Rechtbank Noord-Holland, 23-10-2025, ECLI:NL:RBNHO:2025:12325, AWB - 25 _ 532
Rechtbank Noord-Holland, 23-10-2025, ECLI:NL:RBNHO:2025:12325, AWB - 25 _ 532
Gegevens
- Instantie
- Rechtbank Noord-Holland
- Datum uitspraak
- 23 oktober 2025
- Datum publicatie
- 24 november 2025
- Zaaknummer
- AWB - 25 _ 532
- Relevante informatie
- Art. 6.27 Wet IB 2001, Art. 6.2a Wet IB 2001, Art. 11 AWR
Inhoudsindicatie
Eiser heeft in zijn aangifte inkomstenbelasting 2019 scholingsuitgaven van € 40.477 voor een vwo-opleiding als aftrekpost opgevoerd. De Belastingdienst heeft deze aftrek geweigerd, omdat een vwo-opleiding in beginsel in een te ver verwijderd verband staat tot het verwerven van inkomen. Eiser stelde dat de opleiding noodzakelijk was om aardwetenschappen te kunnen studeren en later als paleontoloog inkomen te verdienen. De rechtbank oordeelt dat de kosten voor de vwo-opleiding in een te ver verwijderd verband staan met het verwerven van inkomen en dat de situatie daarom verschilt van het arrest van de Hoge Raad waar eiser zich op beroept (ECLI:NL:HR:1980:AW9929). Ook het beroep op het vertrouwensbeginsel en het zorgvuldigheidsbeginsel slaagt niet. Omdat de aftrek in 2019 terecht is geweigerd, bestaat in 2020 geen recht op een restant persoonsgebonden aftrek.
Uitspraak
Zittingsplaats Haarlem
Bestuursrecht
zaaknummers: HAA 25/532 en HAA 25/583
(gemachtigde: [naam 1] ),
en
Procesverloop
HAA 25/532
Verweerder heeft aan eiser voor het jaar 2019 een aanslag inkomstenbelasting en premie volksverzekeringen (hierna: IB/PVV) opgelegd, berekend naar een belastbaar inkomen uit werk en woning van € 20.000. Bij de aanslag is belastingrente in rekening gebracht.
HAA 25/583
Verweerder heeft aan eiser voor het jaar 2020 een aanslag IB/PVV berekend naar een belastbaar inkomen uit werk en woning van € 23.002 opgelegd. Bij de aanslag is belastingrente in rekening gebracht.
Beide zaken
Verweerder heeft bij uitspraken op bezwaar de aanslagen gehandhaafd.
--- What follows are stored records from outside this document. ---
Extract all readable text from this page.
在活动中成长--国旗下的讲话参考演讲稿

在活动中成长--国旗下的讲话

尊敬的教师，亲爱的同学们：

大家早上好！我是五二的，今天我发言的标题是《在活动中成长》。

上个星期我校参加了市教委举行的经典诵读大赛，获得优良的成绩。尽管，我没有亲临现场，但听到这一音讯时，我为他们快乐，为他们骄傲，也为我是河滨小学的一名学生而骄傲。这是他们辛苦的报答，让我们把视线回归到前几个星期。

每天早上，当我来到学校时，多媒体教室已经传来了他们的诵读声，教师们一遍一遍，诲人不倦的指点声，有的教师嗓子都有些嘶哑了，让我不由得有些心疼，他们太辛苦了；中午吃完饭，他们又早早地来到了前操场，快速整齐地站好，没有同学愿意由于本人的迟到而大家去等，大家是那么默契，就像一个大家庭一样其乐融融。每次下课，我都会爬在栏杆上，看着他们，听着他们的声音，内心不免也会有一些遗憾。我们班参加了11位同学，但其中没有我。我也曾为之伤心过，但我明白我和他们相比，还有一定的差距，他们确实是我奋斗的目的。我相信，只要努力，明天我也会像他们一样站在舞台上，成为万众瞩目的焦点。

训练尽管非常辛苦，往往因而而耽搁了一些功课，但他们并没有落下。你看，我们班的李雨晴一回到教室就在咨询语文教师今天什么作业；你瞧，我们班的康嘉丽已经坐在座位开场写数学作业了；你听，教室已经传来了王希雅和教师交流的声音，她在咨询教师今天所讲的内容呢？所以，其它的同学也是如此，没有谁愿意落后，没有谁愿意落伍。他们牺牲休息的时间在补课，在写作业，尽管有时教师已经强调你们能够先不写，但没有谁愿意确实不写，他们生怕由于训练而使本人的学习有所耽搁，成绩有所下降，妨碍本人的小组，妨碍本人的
Eiser heeft daartegen beroep ingesteld.
Verweerder heeft twee verweerschriften ingediend.
Eiser heeft een nader stuk ingediend.
Het onderzoek ter zitting heeft plaatsgevonden op 16 oktober 2025 te Haarlem.
Eiser is in de persoon van zijn gemachtigde verschenen. Verweerder heeft zich laten vertegenwoordigen door mr. [naam 2] en mr. [naam 3] .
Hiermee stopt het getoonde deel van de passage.